I’ve been writing for as long as I can remember. As a kid, I created my own handwritten newspaper for my family and convinced myself I was publishing something the world needed to read. Looking back, maybe I wasn’t wrong. Just early.

That instinct took on a deeper meaning when life became more complicated. When my family walked through the progression of Alzheimer’s disease with my grandmother, writing helped me process what I didn’t yet have the words to say.
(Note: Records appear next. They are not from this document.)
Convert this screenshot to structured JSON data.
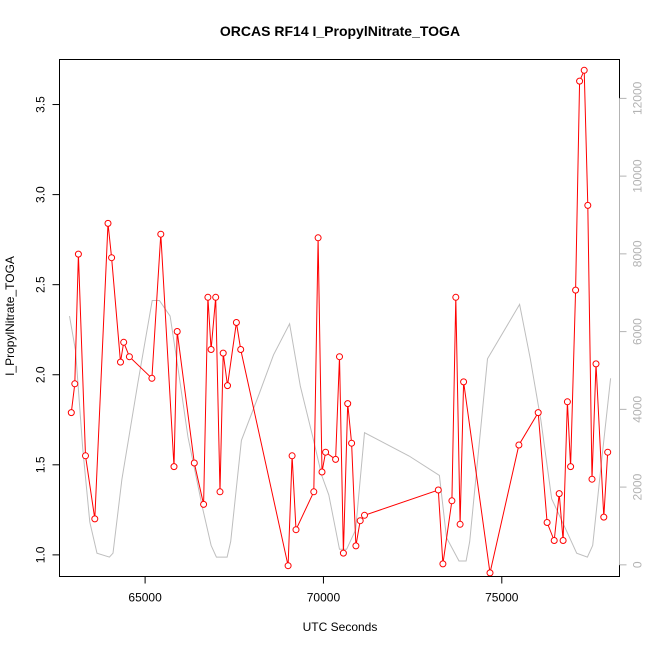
{
  "chart_data": {
    "type": "line",
    "title": "ORCAS RF14 I_PropylNitrate_TOGA",
    "xlabel": "UTC Seconds",
    "ylabel": "I_PropylNitrate_TOGA",
    "xlim": [
      62600,
      78300
    ],
    "ylim": [
      0.88,
      3.75
    ],
    "y2lim": [
      -300,
      13000
    ],
    "grid": false,
    "x_ticks": [
      65000,
      70000,
      75000
    ],
    "x_tick_labels": [
      "65000",
      "70000",
      "75000"
    ],
    "y_ticks": [
      1.0,
      1.5,
      2.0,
      2.5,
      3.0,
      3.5
    ],
    "y_tick_labels": [
      "1.0",
      "1.5",
      "2.0",
      "2.5",
      "3.0",
      "3.5"
    ],
    "y2_ticks": [
      0,
      2000,
      4000,
      6000,
      8000,
      10000,
      12000
    ],
    "y2_tick_labels": [
      "0",
      "2000",
      "4000",
      "6000",
      "8000",
      "10000",
      "12000"
    ],
    "colors": {
      "primary": "#ff0000",
      "secondary": "#bebebe",
      "axis": "#000000",
      "right_axis": "#b3b3b3"
    },
    "series": [
      {
        "role": "primary",
        "axis": "left",
        "style": "line+open-circles",
        "color": "#ff0000",
        "points": [
          [
            62930,
            1.79
          ],
          [
            63030,
            1.95
          ],
          [
            63130,
            2.67
          ],
          [
            63330,
            1.55
          ],
          [
            63590,
            1.2
          ],
          [
            63960,
            2.84
          ],
          [
            64060,
            2.65
          ],
          [
            64310,
            2.07
          ],
          [
            64400,
            2.18
          ],
          [
            64560,
            2.1
          ],
          [
            65190,
            1.98
          ],
          [
            65440,
            2.78
          ],
          [
            65810,
            1.49
          ],
          [
            65900,
            2.24
          ],
          [
            66380,
            1.51
          ],
          [
            66640,
            1.28
          ],
          [
            66760,
            2.43
          ],
          [
            66850,
            2.14
          ],
          [
            66980,
            2.43
          ],
          [
            67100,
            1.35
          ],
          [
            67190,
            2.12
          ],
          [
            67310,
            1.94
          ],
          [
            67560,
            2.29
          ],
          [
            67680,
            2.14
          ],
          [
            69010,
            0.94
          ],
          [
            69120,
            1.55
          ],
          [
            69230,
            1.14
          ],
          [
            69730,
            1.35
          ],
          [
            69850,
            2.76
          ],
          [
            69960,
            1.46
          ],
          [
            70060,
            1.57
          ],
          [
            70340,
            1.53
          ],
          [
            70450,
            2.1
          ],
          [
            70560,
            1.01
          ],
          [
            70680,
            1.84
          ],
          [
            70790,
            1.62
          ],
          [
            70910,
            1.05
          ],
          [
            71030,
            1.19
          ],
          [
            71150,
            1.22
          ],
          [
            73220,
            1.36
          ],
          [
            73350,
            0.95
          ],
          [
            73600,
            1.3
          ],
          [
            73710,
            2.43
          ],
          [
            73830,
            1.17
          ],
          [
            73930,
            1.96
          ],
          [
            74670,
            0.9
          ],
          [
            75480,
            1.61
          ],
          [
            76020,
            1.79
          ],
          [
            76270,
            1.18
          ],
          [
            76470,
            1.08
          ],
          [
            76610,
            1.34
          ],
          [
            76720,
            1.08
          ],
          [
            76840,
            1.85
          ],
          [
            76930,
            1.49
          ],
          [
            77070,
            2.47
          ],
          [
            77180,
            3.63
          ],
          [
            77310,
            3.69
          ],
          [
            77410,
            2.94
          ],
          [
            77530,
            1.42
          ],
          [
            77640,
            2.06
          ],
          [
            77860,
            1.21
          ],
          [
            77970,
            1.57
          ]
        ]
      },
      {
        "role": "secondary",
        "axis": "right",
        "style": "line",
        "color": "#bebebe",
        "points": [
          [
            62880,
            6400
          ],
          [
            63050,
            5500
          ],
          [
            63250,
            3000
          ],
          [
            63450,
            1100
          ],
          [
            63650,
            300
          ],
          [
            64000,
            200
          ],
          [
            64100,
            300
          ],
          [
            64350,
            2200
          ],
          [
            64800,
            4700
          ],
          [
            65200,
            6800
          ],
          [
            65400,
            6800
          ],
          [
            65700,
            6400
          ],
          [
            65900,
            5200
          ],
          [
            66200,
            3300
          ],
          [
            66600,
            1500
          ],
          [
            66850,
            500
          ],
          [
            67000,
            200
          ],
          [
            67300,
            200
          ],
          [
            67400,
            600
          ],
          [
            67700,
            3200
          ],
          [
            68200,
            4400
          ],
          [
            68600,
            5400
          ],
          [
            69050,
            6200
          ],
          [
            69350,
            4600
          ],
          [
            69700,
            3300
          ],
          [
            69950,
            2300
          ],
          [
            70150,
            1800
          ],
          [
            70450,
            400
          ],
          [
            70650,
            400
          ],
          [
            70900,
            900
          ],
          [
            71150,
            3400
          ],
          [
            72400,
            2800
          ],
          [
            73250,
            2300
          ],
          [
            73450,
            700
          ],
          [
            73800,
            100
          ],
          [
            74000,
            100
          ],
          [
            74100,
            600
          ],
          [
            74600,
            5300
          ],
          [
            75500,
            6700
          ],
          [
            75800,
            5300
          ],
          [
            76100,
            3700
          ],
          [
            76400,
            1700
          ],
          [
            76850,
            800
          ],
          [
            77100,
            300
          ],
          [
            77400,
            200
          ],
          [
            77550,
            500
          ],
          [
            77800,
            2700
          ],
          [
            78050,
            4800
          ]
        ]
      }
    ]
  }
}
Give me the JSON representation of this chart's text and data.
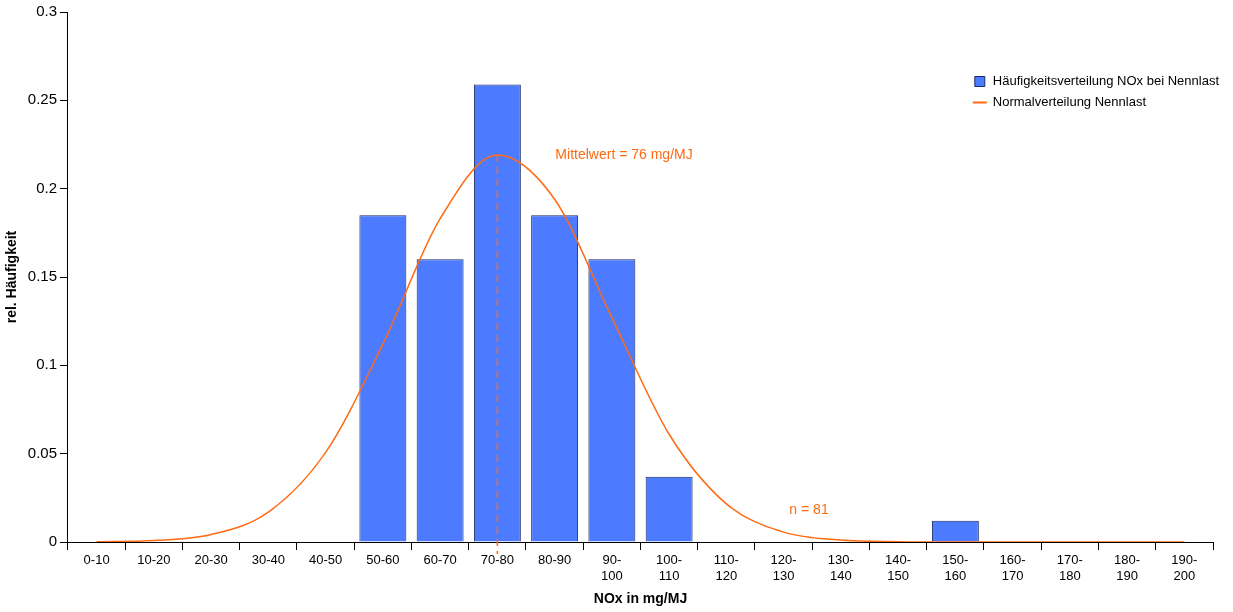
{
  "chart_data": {
    "type": "bar",
    "xlabel": "NOx in mg/MJ",
    "ylabel": "rel. Häufigkeit",
    "categories": [
      "0-10",
      "10-20",
      "20-30",
      "30-40",
      "40-50",
      "50-60",
      "60-70",
      "70-80",
      "80-90",
      "90-100",
      "100-110",
      "110-120",
      "120-130",
      "130-140",
      "140-150",
      "150-160",
      "160-170",
      "170-180",
      "180-190",
      "190-200"
    ],
    "ylim": [
      0,
      0.3
    ],
    "yticks": [
      0,
      0.05,
      0.1,
      0.15,
      0.2,
      0.25,
      0.3
    ],
    "grid": false,
    "legend": "top right",
    "series": [
      {
        "name": "Häufigkeitsverteilung NOx bei Nennlast",
        "color": "#4d7bff",
        "values": [
          0,
          0,
          0,
          0,
          0,
          0.185,
          0.16,
          0.259,
          0.185,
          0.16,
          0.037,
          0,
          0,
          0,
          0,
          0.012,
          0,
          0,
          0,
          0
        ]
      },
      {
        "name": "Normalverteilung Nennlast",
        "type": "line",
        "color": "#ff6a13",
        "marker": "none",
        "values": [
          0.0001,
          0.0008,
          0.0042,
          0.0169,
          0.0507,
          0.112,
          0.183,
          0.219,
          0.194,
          0.127,
          0.061,
          0.0216,
          0.0056,
          0.0011,
          0.0002,
          0,
          0,
          0,
          0,
          0
        ]
      }
    ],
    "ref_lines": [
      {
        "axis": "x",
        "value": "70-80",
        "label": "Mittelwert = 76 mg/MJ",
        "color": "#ff6a13",
        "line_style": "dashed"
      }
    ],
    "annotations": [
      "n = 81"
    ]
  }
}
Years later, when I was diagnosed with MS at 27, I turned to writing again not just to cope, but to move forward.

At some point, I realized something that has stayed with me: The way I talk about my experience with MS isn’t just reflection. It’s direction. It quietly shapes the path I’m willing to take next.

And if that’s true for me, I can’t help but wonder what direction are my words setting on the days when MS feels the heaviest?

That doesn’t mean I ignore the hard parts. There are days when symptoms interrupt plans, energy disappears without warning, and frustration feels easier than hope. Anyone living with MS understands those moments, and there is value in being honest about that reality.

Keep moving forward 

I’ve learned there is a difference between acknowledging what is difficult and allowing it to define the entire experience. That space in between is where optimism lives. 

Not as blind positivity, not as denial, but as a deliberate, practiced way of continuing to look for what still is possible even when MS would prefer I focus on what isn’t.

For me, that perspective developed over time. It became a way to keep moving forward. But that doesn’t just happen on its own. It happens through the choices I make every day, including the way I frame and express my experiences with MS.

Truth and hope existing together 

In recent years, I’ve noticed more conversations around what it really means to live with MS. More people are speaking openly about their struggles and frustrations.

That honesty matters.

At the same time, I believe there also is value in offering a perspective that allows for both truth and hope to exist together.

Because someone reading this may be at the very beginning of their journey, and the words they encounter early on can shape what they believe is possible for their own life.

I think back to something my mom once told me after reading a piece I had written during a difficult time.

She said, “People are in pain. They need to read something like this to find comfort.”

That has stayed with me. It’s part of why I continue to write. Part of why I believe the way we hold and express our experience with MS matters. Because while we can’t control this disease, we can influence how we live with it, and how we invite others to see it.

I’ve seen firsthand how much that matters.

Something worth holding onto

Optimism, as I’ve come to understand it, isn’t about pretending things are better than they are.

It’s about recognizing that even within the uncertainty — within the setbacks, the frustration, the days that don’t go as planned — there is still something worth holding onto. Not always something big. Not always something easy. But something.

Maybe you’ve felt that too.

Over time, I’ve learned that choosing to look for that “something” doesn’t ignore the reality of MS. It changes how I live within it. And sometimes, that shift doesn’t begin with a breakthrough or a major decision.

It begins quietly with the words I choose and the direction they set from there.